The novel antioxidants U-78517F and U-74006F, or lazaroids, are highly lipophilic organic molecules with poor brain uptake. To understand this paradoxical behavior better, continuous monolayers of Madin-Darby canine kidney (MDCK) epithelial cells with distinct apical (AP) and basolateral (BL) plasma membrane domains grown on polycarbonate membrane filters and plastic were used to examine the mechanism of transcellular diffusion. Independent kinetic experiments were used to quantify AP to BL flux, efflux from the AP and BL membranes and AP membrane partitioning as functions of bovine serum albumin (BSA) concentration. Fluxes were appropriately reduced to permeability coefficients (Pe) for the membrane, aqueous boundary layer (ABL) and filter, BSA-drug binding constants, and effective (Ke) and intrinsic (Kintr) membrane partition coefficients in the absence of metabolism. Both Pe and Ke decreased exponentially with increased BSA concentration and a concomitant decrease in free drug concentration. Uptake was ABL-controlled under the conditions used and its Pe was 1,000-fold faster than that for efflux due to a large Kintr.

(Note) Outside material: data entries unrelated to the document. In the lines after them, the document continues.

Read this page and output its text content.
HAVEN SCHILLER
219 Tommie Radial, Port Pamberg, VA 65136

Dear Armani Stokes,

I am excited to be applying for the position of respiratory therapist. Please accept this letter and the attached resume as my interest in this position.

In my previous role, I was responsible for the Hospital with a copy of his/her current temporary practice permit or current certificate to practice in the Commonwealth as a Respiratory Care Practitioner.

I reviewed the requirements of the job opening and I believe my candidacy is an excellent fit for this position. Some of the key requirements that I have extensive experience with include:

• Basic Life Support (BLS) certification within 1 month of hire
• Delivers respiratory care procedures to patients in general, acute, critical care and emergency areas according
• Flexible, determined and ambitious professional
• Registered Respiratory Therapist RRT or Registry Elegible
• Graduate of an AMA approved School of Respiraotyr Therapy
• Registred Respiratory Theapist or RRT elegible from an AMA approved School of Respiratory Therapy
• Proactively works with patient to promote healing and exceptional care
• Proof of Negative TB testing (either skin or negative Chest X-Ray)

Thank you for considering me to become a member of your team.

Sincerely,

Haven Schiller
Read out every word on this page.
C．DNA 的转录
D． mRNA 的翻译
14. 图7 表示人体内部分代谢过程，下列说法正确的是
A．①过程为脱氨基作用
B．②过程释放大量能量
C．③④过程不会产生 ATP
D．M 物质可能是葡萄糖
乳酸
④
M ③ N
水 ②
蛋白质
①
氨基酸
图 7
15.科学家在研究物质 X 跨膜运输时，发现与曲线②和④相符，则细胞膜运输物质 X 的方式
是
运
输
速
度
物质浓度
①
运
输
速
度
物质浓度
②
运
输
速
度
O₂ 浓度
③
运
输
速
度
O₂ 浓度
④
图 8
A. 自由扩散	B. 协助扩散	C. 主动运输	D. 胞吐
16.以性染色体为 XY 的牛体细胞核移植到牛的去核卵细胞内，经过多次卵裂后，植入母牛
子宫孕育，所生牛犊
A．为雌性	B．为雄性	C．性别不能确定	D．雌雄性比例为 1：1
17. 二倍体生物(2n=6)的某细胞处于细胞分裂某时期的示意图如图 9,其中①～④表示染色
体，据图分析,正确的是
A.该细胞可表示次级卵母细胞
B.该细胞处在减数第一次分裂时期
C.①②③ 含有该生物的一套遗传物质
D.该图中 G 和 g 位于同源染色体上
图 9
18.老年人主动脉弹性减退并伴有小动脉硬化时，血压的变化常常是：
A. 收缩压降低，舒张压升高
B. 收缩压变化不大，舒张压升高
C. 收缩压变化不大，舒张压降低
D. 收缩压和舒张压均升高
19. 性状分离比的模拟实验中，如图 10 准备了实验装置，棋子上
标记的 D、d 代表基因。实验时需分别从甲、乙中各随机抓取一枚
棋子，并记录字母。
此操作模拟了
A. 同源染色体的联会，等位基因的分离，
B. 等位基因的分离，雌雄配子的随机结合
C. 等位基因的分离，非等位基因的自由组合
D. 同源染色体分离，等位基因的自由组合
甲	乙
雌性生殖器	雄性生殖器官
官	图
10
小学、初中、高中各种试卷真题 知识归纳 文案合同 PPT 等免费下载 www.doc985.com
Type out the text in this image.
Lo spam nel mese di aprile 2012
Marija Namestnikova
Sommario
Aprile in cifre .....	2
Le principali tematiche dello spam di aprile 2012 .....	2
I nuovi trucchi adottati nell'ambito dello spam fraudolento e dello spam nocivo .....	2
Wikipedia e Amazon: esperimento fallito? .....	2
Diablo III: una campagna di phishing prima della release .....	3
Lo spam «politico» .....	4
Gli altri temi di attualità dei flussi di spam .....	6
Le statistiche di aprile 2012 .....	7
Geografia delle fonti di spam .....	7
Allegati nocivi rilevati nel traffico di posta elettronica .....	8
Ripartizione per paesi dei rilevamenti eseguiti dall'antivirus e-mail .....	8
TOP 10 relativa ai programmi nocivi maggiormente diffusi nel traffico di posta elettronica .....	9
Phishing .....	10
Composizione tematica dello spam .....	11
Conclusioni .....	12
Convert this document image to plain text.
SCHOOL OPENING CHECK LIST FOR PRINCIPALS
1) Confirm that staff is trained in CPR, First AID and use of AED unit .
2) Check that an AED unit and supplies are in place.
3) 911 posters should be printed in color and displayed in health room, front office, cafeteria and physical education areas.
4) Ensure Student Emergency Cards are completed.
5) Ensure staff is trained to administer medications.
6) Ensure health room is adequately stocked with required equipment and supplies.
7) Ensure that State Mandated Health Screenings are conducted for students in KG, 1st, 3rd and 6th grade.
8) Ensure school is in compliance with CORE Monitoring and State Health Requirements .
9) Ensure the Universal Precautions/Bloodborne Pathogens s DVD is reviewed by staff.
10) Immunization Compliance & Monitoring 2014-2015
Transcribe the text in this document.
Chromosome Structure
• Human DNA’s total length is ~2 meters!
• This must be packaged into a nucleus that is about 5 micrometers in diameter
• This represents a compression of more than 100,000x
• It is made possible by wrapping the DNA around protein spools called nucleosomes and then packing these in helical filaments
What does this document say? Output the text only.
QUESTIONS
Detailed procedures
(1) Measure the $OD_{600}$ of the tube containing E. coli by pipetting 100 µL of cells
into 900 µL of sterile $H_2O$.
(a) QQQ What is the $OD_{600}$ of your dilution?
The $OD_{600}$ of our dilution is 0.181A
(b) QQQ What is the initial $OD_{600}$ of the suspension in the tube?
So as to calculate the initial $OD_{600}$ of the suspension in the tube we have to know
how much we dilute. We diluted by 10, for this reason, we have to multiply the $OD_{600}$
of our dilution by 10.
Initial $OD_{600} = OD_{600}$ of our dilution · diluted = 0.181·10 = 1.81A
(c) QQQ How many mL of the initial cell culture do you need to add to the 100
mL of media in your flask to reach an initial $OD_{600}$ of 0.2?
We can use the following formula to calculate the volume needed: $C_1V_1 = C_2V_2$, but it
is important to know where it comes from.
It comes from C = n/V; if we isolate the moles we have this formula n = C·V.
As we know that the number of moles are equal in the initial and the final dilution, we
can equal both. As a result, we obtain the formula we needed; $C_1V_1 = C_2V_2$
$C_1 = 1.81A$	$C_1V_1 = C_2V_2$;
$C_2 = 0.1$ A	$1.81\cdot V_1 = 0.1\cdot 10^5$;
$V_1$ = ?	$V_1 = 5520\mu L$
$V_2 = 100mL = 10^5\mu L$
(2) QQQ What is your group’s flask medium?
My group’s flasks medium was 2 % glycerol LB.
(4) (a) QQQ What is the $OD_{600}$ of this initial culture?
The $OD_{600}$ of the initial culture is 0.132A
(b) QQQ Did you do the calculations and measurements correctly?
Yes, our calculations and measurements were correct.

Therefore, diffusion across the cellular barrier was limited kinetically by the equilibrium between protein-bound drug and free drug partitioned into the cell membrane and the rate-limiting desorption of drug from the cell membrane into the aqueous receiver. This suggests that brain uptake of these lipophilic antioxidants is limited by interactions with plasma proteins and, possibly, by unfavorable partitioning from the endothelium into the underlying tissue. The present biophysical kinetic model is proposed as generally useful in studying the penetrative ability of other membrane interacting molecules.